Today, in our very own Golden Nuggets, Mr. James Brady linked to an article from the Mercury News by Mike Rosenberg. In it, he reported that a whole host of local companies ("Google, Apple, Hewlett-Packard, Intel, Yahoo, Seagate, Virgin America and Gap") have pledged a cumulative $30 million for the Bay Area Super Bowl bid.
Wowza. Let that sink in.
Most of that would fund the "stuff" (yes, that's the technical term) that a Super Bowl requires, like "police overtime, free public events and expanded transportation options." Nearly $8 million, though, would go to charities. That in and of itself is pretty darn cool.
What I like most about this news, though, is that it pairs quite nicely with the recent announcement that Levi's has purchased the naming rights of the 49ers' new stadium. On the heels of that news, I wrote a piece arguing why it was a good fit. I hope that the history Levi's carries will transfer over to a new stadium that houses a franchise with a lot of history.
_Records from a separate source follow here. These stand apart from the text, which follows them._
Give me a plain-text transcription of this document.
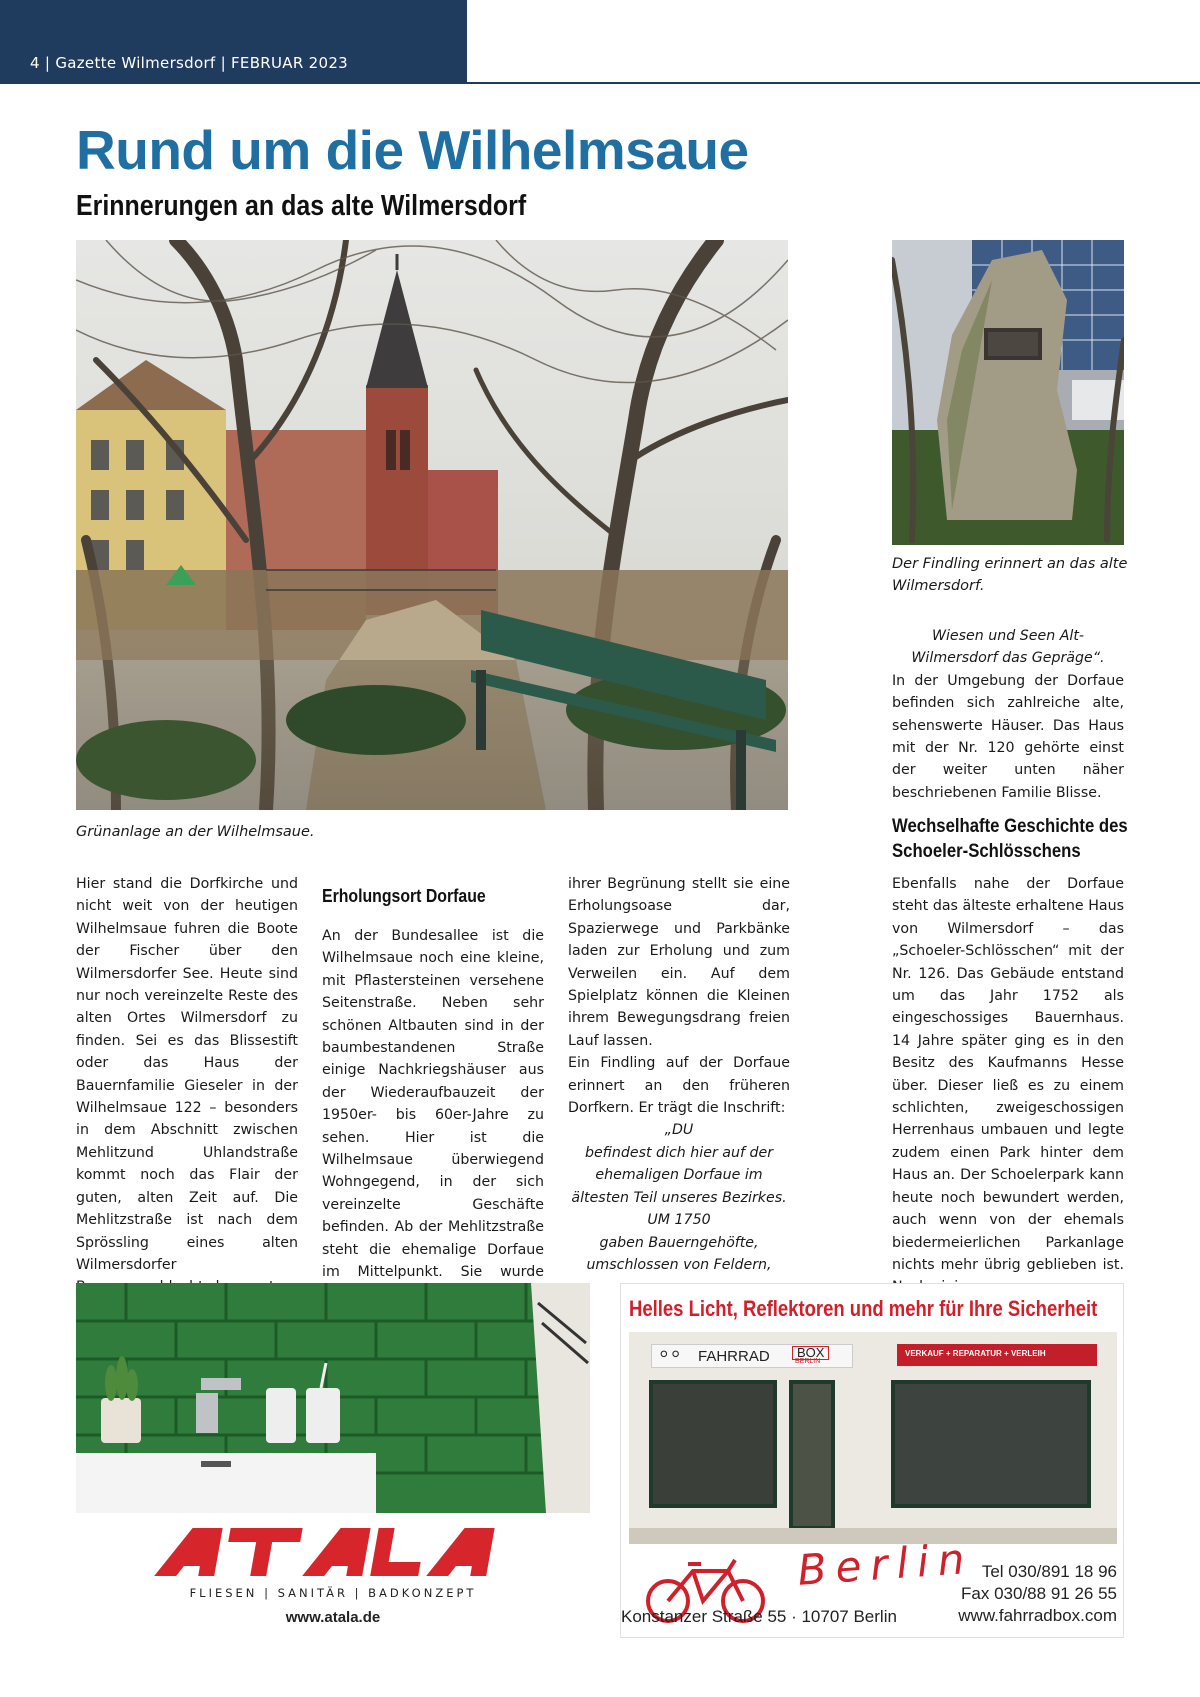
4 | Gazette Wilmersdorf | FEBRUAR 2023
Rund um die Wilhelmsaue
Erinnerungen an das alte Wilmersdorf
Grünanlage an der Wilhelmsaue.
Der Findling erinnert an das alte
Wilmersdorf.

Wiesen und Seen Alt-

Wilmersdorf das Gepräge“.

In der Umgebung der Dorfaue befinden sich zahlreiche alte, sehenswerte Häuser. Das Haus mit der Nr. 120 gehörte einst der weiter unten näher beschriebenen Familie Blisse.

Wechselhafte Geschichte des
Schoeler-Schlösschens

Hier stand die Dorfkirche und nicht weit von der heutigen Wilhelmsaue fuhren die Boote der Fischer über den Wilmersdorfer See. Heute sind nur noch vereinzelte Reste des alten Ortes Wilmersdorf zu finden. Sei es das Blissestift oder das Haus der Bauernfamilie Gieseler in der Wilhelmsaue 122 – besonders in dem Abschnitt zwischen Mehlitzund Uhlandstraße kommt noch das Flair der guten, alten Zeit auf. Die Mehlitzstraße ist nach dem Sprössling eines alten Wilmersdorfer

Erholungsort Dorfaue

An der Bundesallee ist die Wilhelmsaue noch eine kleine, mit Pflastersteinen versehene Seitenstraße. Neben sehr schönen Altbauten sind in der baumbestandenen Straße einige Nachkriegshäuser aus der Wiederaufbauzeit der 1950er- bis 60er-Jahre zu sehen. Hier ist die Wilhelmsaue überwiegend Wohngegend, in der sich vereinzelte Geschäfte befinden. Ab der Mehlitzstraße steht die ehemalige Dorfaue im Mittelpunkt. Sie wurde

ihrer Begrünung stellt sie eine Erholungsoase dar, Spazierwege und Parkbänke laden zur Erholung und zum Verweilen ein. Auf dem Spielplatz können die Kleinen ihrem Bewegungsdrang freien Lauf lassen.

Ein Findling auf der Dorfaue erinnert an den früheren Dorfkern. Er trägt die Inschrift:

„DU

befindest dich hier auf der

ehemaligen Dorfaue im

ältesten Teil unseres Bezirkes.

UM 1750

gaben Bauerngehöfte,

umschlossen von Feldern,

Ebenfalls nahe der Dorfaue steht das älteste erhaltene Haus von Wilmersdorf – das „Schoeler-Schlösschen“ mit der Nr. 126. Das Gebäude entstand um das Jahr 1752 als eingeschossiges Bauernhaus. 14 Jahre später ging es in den Besitz des Kaufmanns Hesse über. Dieser ließ es zu einem schlichten, zweigeschossigen Herrenhaus umbauen und legte zudem einen Park hinter dem Haus an. Der Schoelerpark kann heute noch bewundert werden, auch wenn von der ehemals biedermeierlichen Parkanlage nichts mehr übrig geblieben ist.

FLIESEN | SANITÄR | BADKONZEPT
www.atala.de
Helles Licht, Reflektoren und mehr für Ihre Sicherheit
⚪⚪ FAHRRAD	BOX
BERLIN
VERKAUF + REPARATUR + VERLEIH
Berlin
Konstanzer Straße 55 · 10707 Berlin
Tel 030/891 18 96
Fax 030/88 91 26 55
www.fahrradbox.com
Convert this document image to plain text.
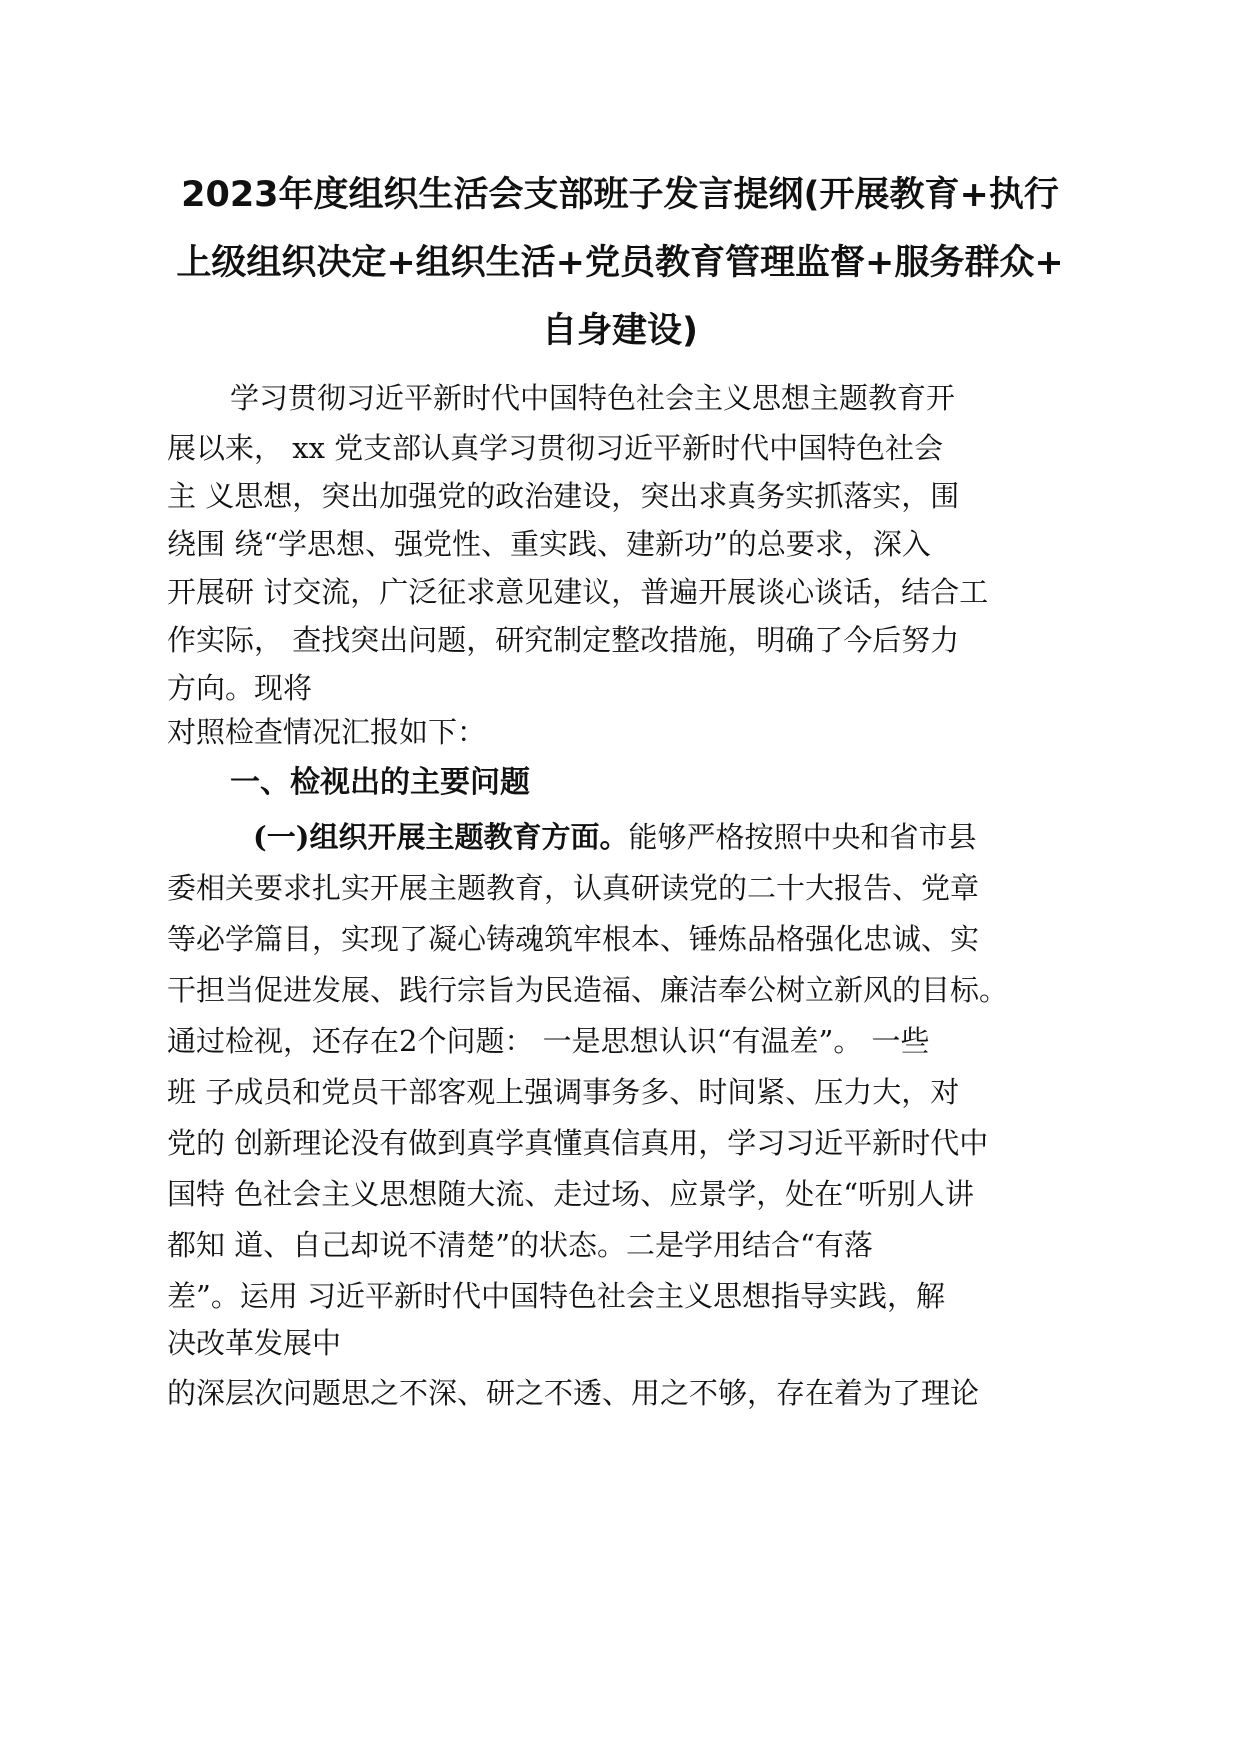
2023年度组织生活会支部班子发言提纲(开展教育+执行
上级组织决定+组织生活+党员教育管理监督+服务群众+
自身建设)
学习贯彻习近平新时代中国特色社会主义思想主题教育开
展以来， xx 党支部认真学习贯彻习近平新时代中国特色社会
主 义思想，突出加强党的政治建设，突出求真务实抓落实，围
绕围 绕“学思想、强党性、重实践、建新功”的总要求，深入
开展研 讨交流，广泛征求意见建议，普遍开展谈心谈话，结合工
作实际， 查找突出问题，研究制定整改措施，明确了今后努力
方向。现将
对照检查情况汇报如下：
一、检视出的主要问题
(一)组织开展主题教育方面。能够严格按照中央和省市县
委相关要求扎实开展主题教育，认真研读党的二十大报告、党章
等必学篇目，实现了凝心铸魂筑牢根本、锤炼品格强化忠诚、实
干担当促进发展、践行宗旨为民造福、廉洁奉公树立新风的目标。
通过检视，还存在2个问题： 一是思想认识“有温差”。 一些
班 子成员和党员干部客观上强调事务多、时间紧、压力大，对
党的 创新理论没有做到真学真懂真信真用，学习习近平新时代中
国特 色社会主义思想随大流、走过场、应景学，处在“听别人讲
都知 道、自己却说不清楚”的状态。二是学用结合“有落
差”。运用 习近平新时代中国特色社会主义思想指导实践，解
决改革发展中
的深层次问题思之不深、研之不透、用之不够，存在着为了理论
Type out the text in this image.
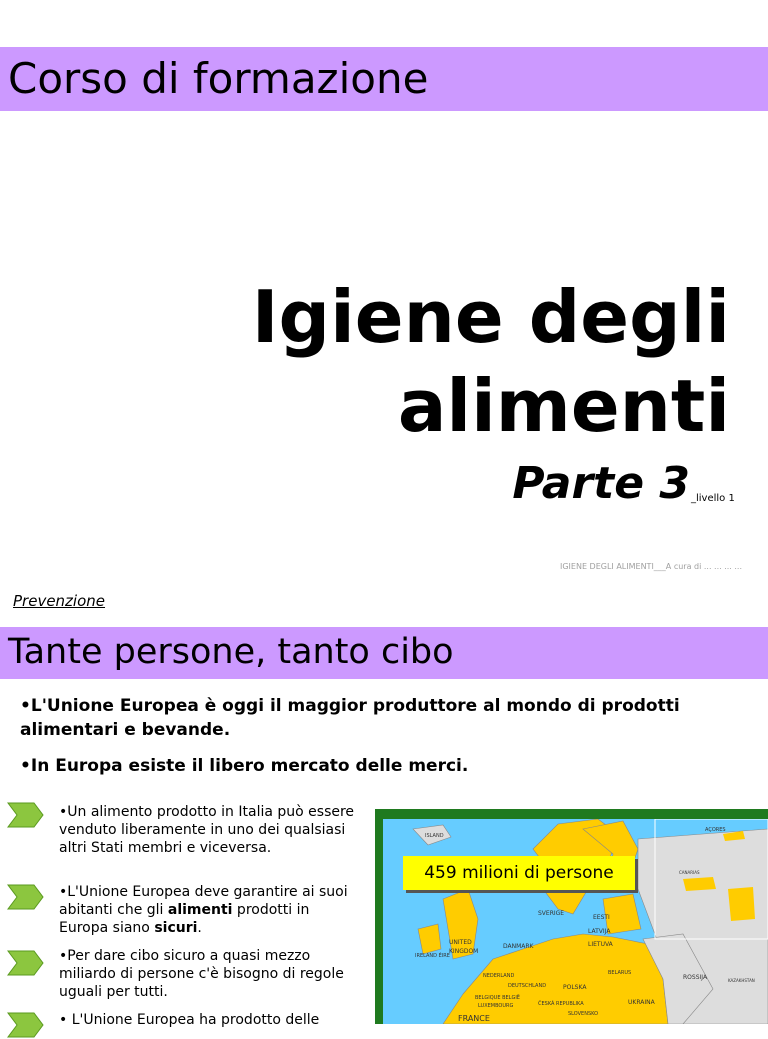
Corso di formazione
Igiene degli
alimenti
Parte 3 _livello 1
IGIENE DEGLI ALIMENTI___A cura di ... ... ... ...
Prevenzione
Tante persone, tanto cibo
•L'Unione Europea è oggi il maggior produttore al mondo di prodotti alimentari e bevande.
•In Europa esiste il libero mercato delle merci.
•Un alimento prodotto in Italia può essere venduto liberamente in uno dei qualsiasi altri Stati membri e viceversa.
•L'Unione Europea deve garantire ai suoi abitanti che gli alimenti prodotti in Europa siano sicuri.
•Per dare cibo sicuro a quasi mezzo miliardo di persone c'è bisogno di regole uguali per tutti.
• L'Unione Europea ha prodotto delle
ISLAND
AÇORES
CANARIAS
SVERIGE
EESTI
LATVIJA
LIETUVA
UNITED
KINGDOM
IRELAND ÉIRE
DANMARK
NEDERLAND
DEUTSCHLAND
BELGIQUE BELGIË
LUXEMBOURG
POLSKA
ČESKÁ REPUBLIKA
SLOVENSKO
FRANCE
BELARUS
UKRAINA
ROSSIJA	KAZAKHSTAN
459 milioni di persone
This teaming up of corporations, however, pairs nicely because it looks in the other direction. One of the major selling points of moving to Santa Clara is that it would represent a greater Northern California identity: Silicon Valley. Those were the buzz words in the initial stages. Silicon Valley this. Silicon Valley that. And while I wasn't originally persuaded, I've bought into the idea now. We want a stadium that can hold the history created in Candlestick without the problems of Candlestick. A large part of that is building a technologically innovative stadium that will last for a long time without getting all rundown and Candlestick-like.
So, if we want to read this teaming up, Avengers style, of corporations as an engagement with Silicon Valley, then great. Not only do we get a lot of money for Super Bowl-related activities, but we also get the Silicon Valley ties.